Tilmidzi: “Bagaimana Allah SWT menghendaki manusia usahakan karunia-Nya di bumi?”
Mudariszi: “Allah SWT menjelaskan tentang manusia dan bumi tempat manusia berusaha dan menjalani hidupnya di dunia, sebagai berikut:
Yang menjadikan bumi untuk kamu sebagai tempat untuk menetap dan Dia membuat jalan-jalan di atas bumi untuk kamu supaya kamu mendapat petunjuk. (Az Zukhruf 10)
Dia-lah Allah, yang menjadikan segala yang ada di bumi untuk kamu. (Al Baqarah 29)
Dan Kami adakan bagimu di muka bumi itu (sumber) penghidupan. (Al A’raaf 10)
Dan Kami telah menjadikan untukmu di bumi keperluan-keperluan hidup. (Al Hijr 20)
Manusia dalam firman-Nya di atas yaitu semua orang yang hidup atau dilahirkan di bum. Ketika menjalani hidupnya dengan karunia-Nya, manusia lalu diwajibkan-Nya untuk mengikuti agama-Nya dan peraturan agama-Nya yang dijelaskan oleh Rasul-Nya (atau Nabi) yang diutus-Nya kepada manusia melalui kaum-kaumnya. Dalam peraturan agama-Nya itu, manusia diwajibkan untuk berbuat baik dan berlaku adil serta dilarang berbuat jahat kepada manusia dan makhluk lain yang ada di bumi. Allah SWT berfirman:
Kemudian Kami jadikan kamu berada di atas suatu syariat (peraturan) dari urusan (agama) itu, maka ikutilah syariat itu dan janganlah kamu ikuti hawa nafsu orang-orang yang tidak mengetahui. (Al Jaatsiyah 18)

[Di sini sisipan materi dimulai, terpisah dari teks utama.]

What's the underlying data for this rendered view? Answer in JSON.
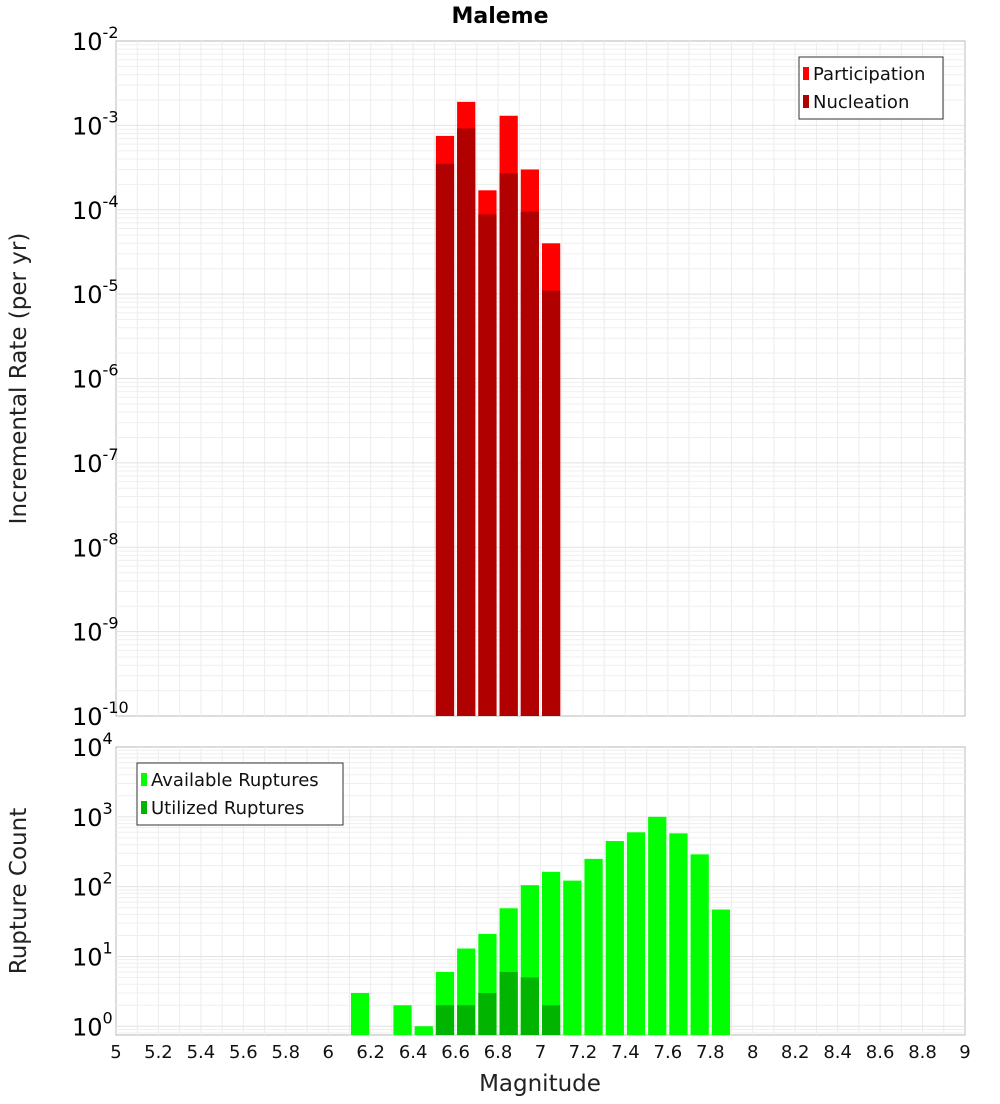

Sesungguhnya Kami telah mengutus Rasul-Rasul Kami dengan membawa bukti-bukti yang nyata dan telah Kami turunkan bersama mereka Al Kitab dan neraca (keadilan) supaya manusia dapat melaksanakan keadilan. (Al Hadiid 25)
Sesungguhnya Allah menyuruh (kamu) berlaku adil dan berbuat kebajikan, memberi kepada kaum kerabat, dan Allah melarang dari perbuatan yang keji, kemungkaran dan permusuhan. (An Nahl 90)
Contoh berlaku adil dan berbuat kebaikan dalam syariat agama-Nya atas karunia-Nya di bumi itu seperti yang dijelaskan firman-Nya ini:
Dan pada harta-harta mereka ada hak untuk orang miskin yang tidak mendapat bahagian. (Adz Dzaariyaat 19)
Supaya harta itu jangan hanya beredar di antara orang-orang kaya saja di antara kamu. Apa yang diberikan Rasul kepadamu, maka terimalah dia. Dan apa yang dilarangnya bagimu, maka tinggalkanlah; dan bertakwalah kepada Allah. Sesungguhnya Allah sangat keras hukuman-Nya. (Al Hasyr 7)
Adanya orang-orang miskin atau yang tidak mampu dalam mencari karunia-Nya di bumi itu karena Allah SWT menciptakan manusia berbeda-beda. Allah SWT berfirman:
Dan Dia-lah yang menjadikan kamu penguasa-penguasa di bumi dan Dia meninggikan sebahagian kamu atas sebahagian (yang lain) beberapa derajat. (Al An’aam 165)
Tilmidzi: “Apakah selain mengambil hak orang-orang lain, kaum Mad-yan juga berbuat jahat kepada kaumnya sendiri?”
Mudariszi: “Ya! Mereka juga berbuat jahat kepada kaumnya sendiri khususnya kepada orang-orang yang mengikuti Nabi Syu’aib. Kaum Mad-yan yang kafir itu bukan saja tidak berlaku adil kepada orang-orang beriman tapi juga menakut-nakuti mereka dan menghalang-halangi mereka dari jalan-Nya yang lurus agar mereka kembali kepada agama kaumnya. Karena itu Nabi Syu’aib lalu menasehati mereka, sebagai berikut:
Dan jangan kamu berkeliaran di muka bumi berbuat kerusakan.(Al ‘Ankabuut 36)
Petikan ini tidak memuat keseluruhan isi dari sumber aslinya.